New federal guidelines catch up with top AIDS docs' practice of not hitting early with antiretrovirals.

If you believed the headlines in February, the feds had an epiphany about AIDS. Covering the eighth-annual Conference on Retroviruses and Opportunistic Infections in Chicago (see "Conference Call"), journalists from coast to coast reported a "philosophical shift" that had AIDS researchers "reversing course" and "admitting that current drugs cannot ever cure HIV." But while virologists fine-tuned their defensive sound bites, in-the-trenches physicians asked what took so long.
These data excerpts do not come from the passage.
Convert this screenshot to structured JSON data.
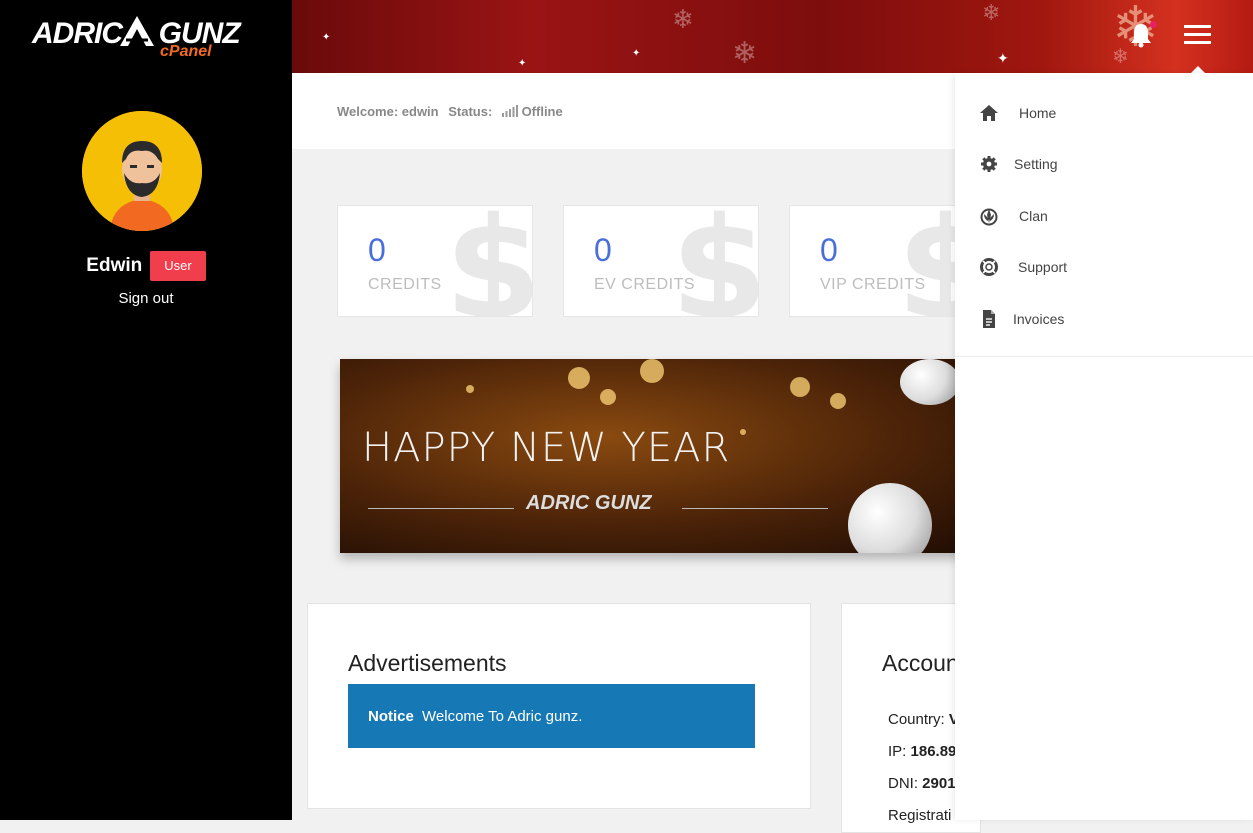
{
  "brand": {
    "logo_text": "ADRIC GUNZ",
    "logo_sub": "cPanel"
  },
  "user": {
    "name": "Edwin",
    "role_badge": "User",
    "sign_out": "Sign out"
  },
  "welcome": {
    "welcome_label": "Welcome: edwin",
    "status_label": "Status:",
    "status_value": "Offline"
  },
  "stats": [
    {
      "value": "0",
      "label": "CREDITS"
    },
    {
      "value": "0",
      "label": "EV CREDITS"
    },
    {
      "value": "0",
      "label": "VIP CREDITS"
    }
  ],
  "banner": {
    "title": "HAPPY NEW YEAR",
    "logo": "ADRIC GUNZ"
  },
  "ads": {
    "title": "Advertisements",
    "notice_label": "Notice",
    "notice_text": "Welcome To Adric gunz."
  },
  "account": {
    "title": "Accoun",
    "country_label": "Country:",
    "country_value": "V",
    "ip_label": "IP:",
    "ip_value": "186.89",
    "dni_label": "DNI:",
    "dni_value": "2901",
    "registration_label": "Registrati"
  },
  "menu": {
    "items": [
      {
        "label": "Home",
        "icon": "home-icon"
      },
      {
        "label": "Setting",
        "icon": "gear-icon"
      },
      {
        "label": "Clan",
        "icon": "clan-icon"
      },
      {
        "label": "Support",
        "icon": "lifebuoy-icon"
      },
      {
        "label": "Invoices",
        "icon": "document-icon"
      }
    ]
  },
  "colors": {
    "sidebar": "#000000",
    "badge": "#f03e4c",
    "notice": "#1678b4",
    "accent_number": "#4a6fdc"
  }
}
The big news? A Department of Health and Human Services (HHS) panel issued a call to delay starting combination anti-HIV therapy. With the promise of eradication all but dead, the potential perils of early intervention now clearly outweigh the lack of proven drug benefits. For one thing, the longer someone remains on combo therapy, the greater the likelihood of side effects, ranging from lipodystrophy to diabetes. For another, early treatment means more time for drug-resistant viral strains to evolve, thereby diminishing drug efficacy. "The change was to get medical practice consistent with scientific data," explains Project Inform's Martin Delaney, who serves on the panel. But New York City's Howard Grossman, MD, who has long advocated a conservative approach, says, "We've known this for years."

In practical terms, the revised recommendations advise physicians to hold off on HAART until a patient's CD4 count falls below 350, instead of the 1996 standard, 500. The panel also urges to delay treatment until viral load levels rise above 55,000 (instead of 20,000), measured by the more commonly used RT-PCR test, or 30,000 copies per ml (instead of 10,000) on the bDNA test.
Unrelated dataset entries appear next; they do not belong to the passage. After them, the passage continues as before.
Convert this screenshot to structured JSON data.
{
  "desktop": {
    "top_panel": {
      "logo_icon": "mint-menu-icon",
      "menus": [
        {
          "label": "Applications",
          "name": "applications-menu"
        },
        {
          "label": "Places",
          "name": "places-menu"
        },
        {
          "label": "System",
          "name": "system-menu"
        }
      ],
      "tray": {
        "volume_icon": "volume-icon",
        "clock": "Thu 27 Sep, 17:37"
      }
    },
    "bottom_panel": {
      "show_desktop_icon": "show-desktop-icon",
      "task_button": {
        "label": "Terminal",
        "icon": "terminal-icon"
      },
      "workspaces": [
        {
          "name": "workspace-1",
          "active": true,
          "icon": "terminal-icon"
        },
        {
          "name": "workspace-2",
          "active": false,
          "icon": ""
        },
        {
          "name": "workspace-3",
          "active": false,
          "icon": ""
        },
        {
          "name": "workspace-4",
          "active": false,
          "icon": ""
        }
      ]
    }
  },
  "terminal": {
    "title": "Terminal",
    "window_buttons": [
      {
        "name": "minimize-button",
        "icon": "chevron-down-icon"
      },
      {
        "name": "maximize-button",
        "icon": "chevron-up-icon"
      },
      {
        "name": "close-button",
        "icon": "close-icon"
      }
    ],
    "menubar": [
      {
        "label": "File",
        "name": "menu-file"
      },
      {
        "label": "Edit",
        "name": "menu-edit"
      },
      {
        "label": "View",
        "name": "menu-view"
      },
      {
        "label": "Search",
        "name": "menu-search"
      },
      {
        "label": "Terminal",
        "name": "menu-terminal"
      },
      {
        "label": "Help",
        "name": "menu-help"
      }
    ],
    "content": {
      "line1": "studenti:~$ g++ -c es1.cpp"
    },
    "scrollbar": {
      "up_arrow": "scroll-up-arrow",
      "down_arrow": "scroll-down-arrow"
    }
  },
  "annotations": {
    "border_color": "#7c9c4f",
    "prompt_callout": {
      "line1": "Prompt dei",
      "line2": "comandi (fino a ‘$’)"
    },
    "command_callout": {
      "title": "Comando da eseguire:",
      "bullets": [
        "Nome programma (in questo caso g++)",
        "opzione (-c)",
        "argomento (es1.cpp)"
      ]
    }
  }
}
"Hit early, hit hard" was the mantra until just about yesterday, coined in 1996, the same year that Time anointed David Ho, MD, its "Man of the Year" for coming "tantalizingly close to eliminating the virus" with protease inhibitors. Without a single large-scale trial to cite, that hype was effectively translated into policy by the same HHS panel. Some physicians, such as New York City's Joseph Sonnabend, MD, blasted the guidelines as early as 1997, arguing that the panel had dropped clinical studies as the key to guiding treatment.
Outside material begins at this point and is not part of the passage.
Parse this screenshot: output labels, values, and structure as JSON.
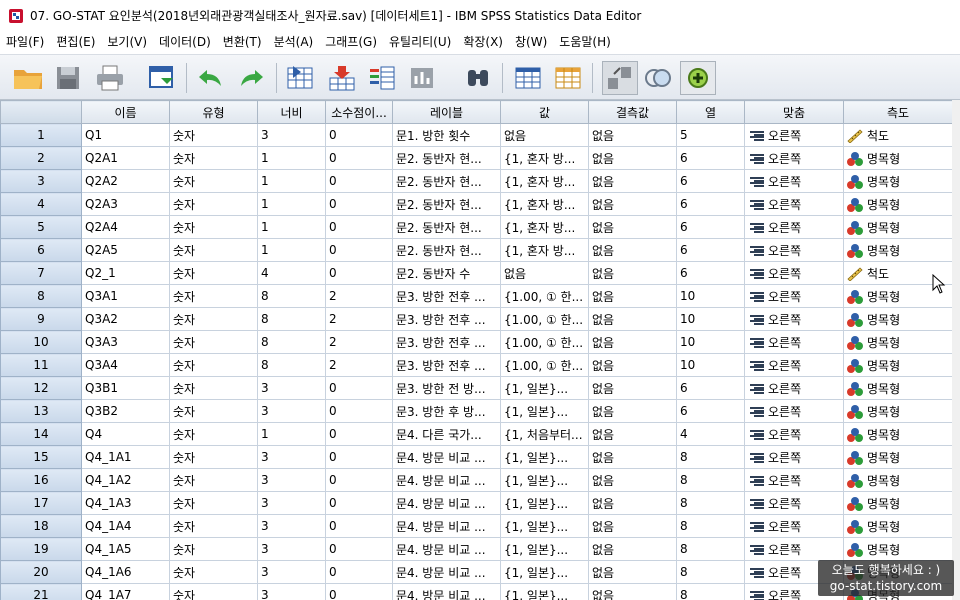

Ho, for his part, hasn't shied from his evangelism in light of the new guidelines, but is redoubling his eradication efforts. "While the winds of therapy are now blowing in the direction of treating later," Ho said at the February conference, "it is doubly important to continue studies to assess the impact of appreciably more potent regimens." Ho showed data from a 14-day study of 22 HIVers taking a five-drug combo of lopinavir/ritonavir, tenofovir, 3TC and efavirenz, noting that their viral load declined nearly twice as fast as the control group, who took four drugs. But there was no data about the long-term side effects.

When clinical trials testing the efficacy of early treatment were conducted, the findings were, at best, inconclusive, if not downright critical of the former guidelines. The trial results also contradicted the media's prevailing man-conquers-disease narrative and were therefore largely ignored by mainstream journalists. "AIDS reporters were skeptical all along," says Jon Cohen, a veteran Science correspondent, "but you could always rely on the mainstream press to oversimplify."

The new guidelines align the U.S. closer with the more conservative recommendations of countries like Great Britain, whose British HIV Association has recommended delayed treatment (CD4s below 350) for two years. As for the new improved media mantra, it's "hit hard, hit wisely."